The first order of business is to create an Entity class and add the Hibernate auditing metadata:

file: src/main/java/com/juliuskrah/audit/Customer.java

@Entity
@Audited
public class Customer implements Serializable {
  private static final long serialVersionUID = 1L;

  @Id
  @GeneratedValue(generator = "uuid2")
  @GenericGenerator(name = "uuid2", strategy = "uuid2")
  private String id;
  private String name;
  private String email;
  private String item;
  @CreationTimestamp
  @Column(updatable = false)
  private LocalDateTime createdDate;
  @UpdateTimestamp
  private LocalDateTime lastModifiedDate;

  // Getters and Setters omitted for brevity
}

@Audited is the primary Hibernate annotation for JPA auditing.

@Audited when applied to an Entity class audits all persistent properties. You can also annotate only some persistent properties with @Audited.
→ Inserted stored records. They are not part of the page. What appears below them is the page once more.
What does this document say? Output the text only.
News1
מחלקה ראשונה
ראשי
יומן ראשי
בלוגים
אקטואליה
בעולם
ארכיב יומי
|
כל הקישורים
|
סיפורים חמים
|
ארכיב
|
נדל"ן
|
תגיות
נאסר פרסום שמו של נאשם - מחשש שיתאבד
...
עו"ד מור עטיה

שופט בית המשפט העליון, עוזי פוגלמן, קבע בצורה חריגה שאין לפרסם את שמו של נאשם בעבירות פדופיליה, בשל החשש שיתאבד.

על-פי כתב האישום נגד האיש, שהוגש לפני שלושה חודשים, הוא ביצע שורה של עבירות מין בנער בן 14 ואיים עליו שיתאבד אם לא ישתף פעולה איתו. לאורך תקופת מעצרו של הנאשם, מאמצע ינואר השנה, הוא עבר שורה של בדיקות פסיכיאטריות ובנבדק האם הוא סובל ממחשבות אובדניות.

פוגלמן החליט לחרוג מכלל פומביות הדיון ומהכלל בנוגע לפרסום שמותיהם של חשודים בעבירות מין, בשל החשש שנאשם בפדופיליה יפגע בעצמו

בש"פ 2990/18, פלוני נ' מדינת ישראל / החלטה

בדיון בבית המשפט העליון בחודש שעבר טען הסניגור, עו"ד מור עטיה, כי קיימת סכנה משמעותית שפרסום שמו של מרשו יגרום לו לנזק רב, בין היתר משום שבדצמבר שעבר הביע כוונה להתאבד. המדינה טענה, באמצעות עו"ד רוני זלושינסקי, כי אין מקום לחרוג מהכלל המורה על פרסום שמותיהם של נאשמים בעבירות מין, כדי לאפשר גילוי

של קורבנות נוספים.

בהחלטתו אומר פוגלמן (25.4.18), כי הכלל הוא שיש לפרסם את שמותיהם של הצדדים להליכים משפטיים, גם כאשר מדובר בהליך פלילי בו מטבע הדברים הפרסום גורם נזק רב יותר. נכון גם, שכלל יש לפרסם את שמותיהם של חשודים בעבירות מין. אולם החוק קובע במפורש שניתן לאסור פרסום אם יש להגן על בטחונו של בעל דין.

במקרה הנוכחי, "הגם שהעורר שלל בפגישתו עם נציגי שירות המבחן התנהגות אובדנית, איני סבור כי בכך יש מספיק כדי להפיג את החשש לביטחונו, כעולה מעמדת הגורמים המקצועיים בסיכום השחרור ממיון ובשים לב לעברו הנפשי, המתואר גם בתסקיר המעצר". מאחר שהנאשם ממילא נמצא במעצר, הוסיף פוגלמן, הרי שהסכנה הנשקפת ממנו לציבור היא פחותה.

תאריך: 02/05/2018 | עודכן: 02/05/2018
This will cause only these properties to be audited.

The audit (history) of an entity can be accessed using the AuditReader interface, which can be obtained having an open EntityManager via the AuditReaderFactory.

e.g.

AuditReader auditReader = AuditReaderFactory.get(entityManager);

List<Number> revisions = auditReader.getRevisions(ApplicationCustomer.class, 1L);

CustomTrackingRevisionEntity revEntity = auditReader.findRevision(
    CustomTrackingRevisionEntity.class,
    revisions.get( 0 )
);

Now, considering the previous Customer entity, let’s see how Envers auditing works when inserting, updating, and deleting the entity in question:

file: src/test/java/com/juliuskrah/audit/ApplicationTests.java

@SpringBootTest
@SpringJUnitConfig
public class ApplicationTests {

  @PersistenceUnit
  private EntityManagerFactory emf;
  private Customer customer;

  private EntityManagerFactory entityManagerFactory() {
    return this.emf;
  }

  @BeforeEach
  public void init() {
    this.customer = new Customer();
    this.customer.setName("Julius");
    this.customer.setEmail("juliuskrah@example.com");
  }

  @Test
  public void testAudits() {
    // Insert
    doInJPA(this::entityManagerFactory, entityManager -> {
      entityManager.persist(this.customer);
      assertTrue(entityManager.contains(this.customer));
    });

    String id = this.customer.getId();

    Customer firstRevision = doInJPA(this::entityManagerFactory, entityManager -> {
      return AuditReaderFactory.get(entityManager).find(Customer.class, id, 1);
    });

    assertThat(firstRevision).isNotNull();
    assertThat(firstRevision.getCreatedDate()).isNotNull();
    assertThat(firstRevision.getCreatedDate()).isBefore(now());
    assertThat(firstRevision.getName()).isSameAs("Julius");

    // Retrieve and Update
    doInJPA(this::entityManagerFactory, entityManager -> {
      Customer customer = entityManager.find(Customer.class, id);
      customer.setItem("Biscuits");
      customer.setName("Abeiku");
    });

    Customer secondRevision = doInJPA(this::entityManagerFactory, entityManager -> {
      return AuditReaderFactory.get(entityManager).find(Customer.class, id, 2);
    });

    assertThat(secondRevision).isNotNull();
    assertThat(secondRevision.getLastModifiedDate()).isNotNull();
    assertThat(secondRevision.getLastModifiedDate()).isAfter(firstRevision.getCreatedDate());
    assertThat(secondRevision.getName()).isSameAs("Abeiku");

    // Delete
    doInJPA(this::entityManagerFactory, entityManager -> {
      Customer customer = entityManager.getReference(Customer.class, id);
      entityManager.remove(customer);
    });

    Customer thirdRevision = doInJPA(this::entityManagerFactory, entityManager -> {
      return AuditReaderFactory.get(entityManager).find(
        Customer.class,
        Customer.class.getName(),
        id,
        3,
        true);
    });

    assertThat(thirdRevision).isNotNull();
    assertThat(thirdRevision.getLastModifiedDate()).isNull();
    assertThat(thirdRevision.getName()).isNull();
  }
}

Unlike Spring Auditing, Hibernate Envers writes audit infomation in a different table, so delete infomation is preserved. It writes into entity_table_AUD (customer_AUD in our case) by default if not explicitely configured.

That’s all folks

Conclusion

In this post we looked at Hibernate Envers auditing infrastructure with minimal configuration leveraing auto configuration from Spring-Boot.